TOUCHING: An ultrasensitive electronic sensor can detect a butterfly alighting. Photo: Linda A. Cicero/Stanford News Service

Artificial skin is getting almost close enough to touch. 

Years of research by Zhenan Bao, a professor of chemical engineering leading a 17-person team, produced a major step forward last fall: Pressure sensors that imitate the feeling experienced with human skin were engineered to send electrical pulses that can communicate with the brain. Then the group adapted a technique from Karl Deisseroth, PhD ’98, MD ’00, professor of bioengineering and of psychiatry and behavioral sciences, to demonstrate how the signals could be recognized by a biological neuron.

Much work remains before the flexible, skinlike material under development can be refined as the outer layer of a prosthetic limb, with the ability to convey sensations to nerve systems. Bao says the most important next step for her sensors—mechanoreceptors—is to test them on animals.

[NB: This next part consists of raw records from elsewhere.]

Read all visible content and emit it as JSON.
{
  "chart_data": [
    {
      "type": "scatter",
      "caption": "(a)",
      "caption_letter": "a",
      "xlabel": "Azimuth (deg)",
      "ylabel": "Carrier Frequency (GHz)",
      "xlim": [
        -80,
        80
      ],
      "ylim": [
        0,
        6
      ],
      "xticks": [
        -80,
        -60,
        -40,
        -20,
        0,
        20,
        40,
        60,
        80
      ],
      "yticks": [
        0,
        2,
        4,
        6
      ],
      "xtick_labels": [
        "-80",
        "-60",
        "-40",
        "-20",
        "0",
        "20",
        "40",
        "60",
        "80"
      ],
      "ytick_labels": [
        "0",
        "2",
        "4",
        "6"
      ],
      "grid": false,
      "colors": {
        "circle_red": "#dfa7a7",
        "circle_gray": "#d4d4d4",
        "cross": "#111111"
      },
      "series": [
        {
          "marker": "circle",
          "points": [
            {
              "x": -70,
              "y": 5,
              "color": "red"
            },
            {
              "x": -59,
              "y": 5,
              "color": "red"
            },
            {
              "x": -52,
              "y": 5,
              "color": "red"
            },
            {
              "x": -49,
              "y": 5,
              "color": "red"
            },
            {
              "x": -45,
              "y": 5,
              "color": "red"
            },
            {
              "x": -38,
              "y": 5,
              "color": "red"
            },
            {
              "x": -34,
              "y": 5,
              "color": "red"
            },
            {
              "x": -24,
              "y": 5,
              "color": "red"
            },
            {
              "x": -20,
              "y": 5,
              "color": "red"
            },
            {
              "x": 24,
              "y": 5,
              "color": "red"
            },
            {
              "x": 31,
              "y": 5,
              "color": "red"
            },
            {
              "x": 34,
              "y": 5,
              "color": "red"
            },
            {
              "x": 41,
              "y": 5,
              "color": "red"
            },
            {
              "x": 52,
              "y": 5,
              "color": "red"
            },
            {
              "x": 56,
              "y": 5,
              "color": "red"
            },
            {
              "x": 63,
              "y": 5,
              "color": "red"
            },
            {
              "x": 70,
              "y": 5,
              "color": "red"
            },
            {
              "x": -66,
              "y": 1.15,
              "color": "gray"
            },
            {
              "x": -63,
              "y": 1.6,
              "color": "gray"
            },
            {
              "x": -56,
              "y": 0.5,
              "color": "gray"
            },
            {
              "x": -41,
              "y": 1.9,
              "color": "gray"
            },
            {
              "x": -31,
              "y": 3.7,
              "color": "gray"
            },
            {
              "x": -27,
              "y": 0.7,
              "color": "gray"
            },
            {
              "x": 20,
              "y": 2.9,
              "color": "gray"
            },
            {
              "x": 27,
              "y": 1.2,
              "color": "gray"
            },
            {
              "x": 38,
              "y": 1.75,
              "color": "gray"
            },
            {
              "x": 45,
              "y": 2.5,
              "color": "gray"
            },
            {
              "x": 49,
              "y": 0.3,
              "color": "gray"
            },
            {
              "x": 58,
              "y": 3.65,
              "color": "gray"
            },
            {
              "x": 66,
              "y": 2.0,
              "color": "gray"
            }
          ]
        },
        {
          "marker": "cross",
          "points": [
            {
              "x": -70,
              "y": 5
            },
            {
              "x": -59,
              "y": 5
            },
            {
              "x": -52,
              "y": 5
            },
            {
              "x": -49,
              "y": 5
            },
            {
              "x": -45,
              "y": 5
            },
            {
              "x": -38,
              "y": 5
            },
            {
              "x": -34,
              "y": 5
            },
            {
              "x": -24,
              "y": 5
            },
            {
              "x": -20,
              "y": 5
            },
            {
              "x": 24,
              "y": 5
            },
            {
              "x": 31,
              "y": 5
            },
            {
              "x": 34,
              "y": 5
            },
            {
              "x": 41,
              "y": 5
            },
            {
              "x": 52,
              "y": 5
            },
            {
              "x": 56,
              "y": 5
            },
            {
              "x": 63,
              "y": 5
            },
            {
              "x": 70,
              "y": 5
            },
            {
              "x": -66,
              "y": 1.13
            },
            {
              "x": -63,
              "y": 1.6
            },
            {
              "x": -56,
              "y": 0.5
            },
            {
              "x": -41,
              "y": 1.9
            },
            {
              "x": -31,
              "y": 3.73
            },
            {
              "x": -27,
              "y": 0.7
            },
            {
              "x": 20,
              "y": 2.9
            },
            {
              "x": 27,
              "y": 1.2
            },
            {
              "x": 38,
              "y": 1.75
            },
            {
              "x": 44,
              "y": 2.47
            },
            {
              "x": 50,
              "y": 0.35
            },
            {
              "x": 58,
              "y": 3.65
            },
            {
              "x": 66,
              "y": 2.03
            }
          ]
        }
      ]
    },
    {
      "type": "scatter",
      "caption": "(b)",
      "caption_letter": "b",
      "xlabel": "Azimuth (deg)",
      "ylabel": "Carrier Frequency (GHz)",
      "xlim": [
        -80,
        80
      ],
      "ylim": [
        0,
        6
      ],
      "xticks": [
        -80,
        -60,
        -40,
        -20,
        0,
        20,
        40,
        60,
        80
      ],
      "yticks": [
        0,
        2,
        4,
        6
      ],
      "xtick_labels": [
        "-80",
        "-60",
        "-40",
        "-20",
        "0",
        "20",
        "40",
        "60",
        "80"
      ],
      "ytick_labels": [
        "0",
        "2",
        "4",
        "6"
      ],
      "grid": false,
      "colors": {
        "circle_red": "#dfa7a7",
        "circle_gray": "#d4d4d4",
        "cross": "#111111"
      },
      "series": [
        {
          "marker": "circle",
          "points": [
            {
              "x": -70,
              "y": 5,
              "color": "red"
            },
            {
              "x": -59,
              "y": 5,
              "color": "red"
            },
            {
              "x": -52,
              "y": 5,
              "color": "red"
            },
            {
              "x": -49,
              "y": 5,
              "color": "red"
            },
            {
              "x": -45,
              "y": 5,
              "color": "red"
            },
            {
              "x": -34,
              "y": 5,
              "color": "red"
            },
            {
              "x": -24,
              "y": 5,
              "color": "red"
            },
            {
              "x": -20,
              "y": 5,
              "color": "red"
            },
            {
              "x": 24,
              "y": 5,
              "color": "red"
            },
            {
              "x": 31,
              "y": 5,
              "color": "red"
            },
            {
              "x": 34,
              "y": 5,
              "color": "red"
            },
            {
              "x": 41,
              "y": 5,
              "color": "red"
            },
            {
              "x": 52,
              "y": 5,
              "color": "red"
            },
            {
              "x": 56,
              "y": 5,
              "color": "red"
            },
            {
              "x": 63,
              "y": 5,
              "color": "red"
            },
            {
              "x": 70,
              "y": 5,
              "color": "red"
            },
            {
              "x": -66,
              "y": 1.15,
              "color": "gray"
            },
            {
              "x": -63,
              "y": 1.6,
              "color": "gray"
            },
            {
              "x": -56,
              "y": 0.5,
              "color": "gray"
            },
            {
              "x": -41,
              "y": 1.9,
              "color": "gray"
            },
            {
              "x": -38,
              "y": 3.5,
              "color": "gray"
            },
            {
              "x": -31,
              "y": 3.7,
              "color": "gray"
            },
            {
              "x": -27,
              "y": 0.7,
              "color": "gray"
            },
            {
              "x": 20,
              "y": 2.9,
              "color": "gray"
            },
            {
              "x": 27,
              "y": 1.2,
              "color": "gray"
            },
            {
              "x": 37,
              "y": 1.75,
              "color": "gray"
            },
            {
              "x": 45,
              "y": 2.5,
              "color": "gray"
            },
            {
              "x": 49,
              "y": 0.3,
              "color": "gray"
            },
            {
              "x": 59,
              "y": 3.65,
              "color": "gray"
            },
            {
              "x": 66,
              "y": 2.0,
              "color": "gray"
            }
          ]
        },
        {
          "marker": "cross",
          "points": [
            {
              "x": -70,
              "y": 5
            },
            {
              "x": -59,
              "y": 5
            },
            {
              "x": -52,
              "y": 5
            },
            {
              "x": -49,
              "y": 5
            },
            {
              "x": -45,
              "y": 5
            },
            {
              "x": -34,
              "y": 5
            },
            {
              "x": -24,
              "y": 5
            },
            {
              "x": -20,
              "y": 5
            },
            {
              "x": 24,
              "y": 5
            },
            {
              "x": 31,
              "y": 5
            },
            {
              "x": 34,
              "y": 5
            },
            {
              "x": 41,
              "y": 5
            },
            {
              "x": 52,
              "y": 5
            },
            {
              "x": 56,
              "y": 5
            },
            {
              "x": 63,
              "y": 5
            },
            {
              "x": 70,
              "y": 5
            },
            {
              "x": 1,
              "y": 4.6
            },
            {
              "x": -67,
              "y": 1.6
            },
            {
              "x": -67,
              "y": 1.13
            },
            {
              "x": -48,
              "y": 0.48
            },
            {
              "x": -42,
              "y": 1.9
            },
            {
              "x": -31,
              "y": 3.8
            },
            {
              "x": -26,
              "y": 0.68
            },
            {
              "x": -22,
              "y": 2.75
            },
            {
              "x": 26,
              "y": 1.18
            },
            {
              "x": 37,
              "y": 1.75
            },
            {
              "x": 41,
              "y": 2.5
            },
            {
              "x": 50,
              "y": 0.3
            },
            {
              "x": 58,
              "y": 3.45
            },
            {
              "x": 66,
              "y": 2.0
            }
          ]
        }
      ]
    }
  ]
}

Stanford first wrote about Bao’s efforts at the start of 2012, describing her method for creating a film of stretchable and transparent sensors that might eventually mimic the touch-sensitive qualities of skin. Her advances since then include biodegradability and a self-healing property.

Benjamin Tee, MS ’07, PhD ’13 (electrical engineering), Alex Chortos, a doctoral candidate in materials science and engineering, and Andre Berndt, a postdoctoral scholar in neurobiology, were the lead authors for a paper on these latest findings in the journal Science.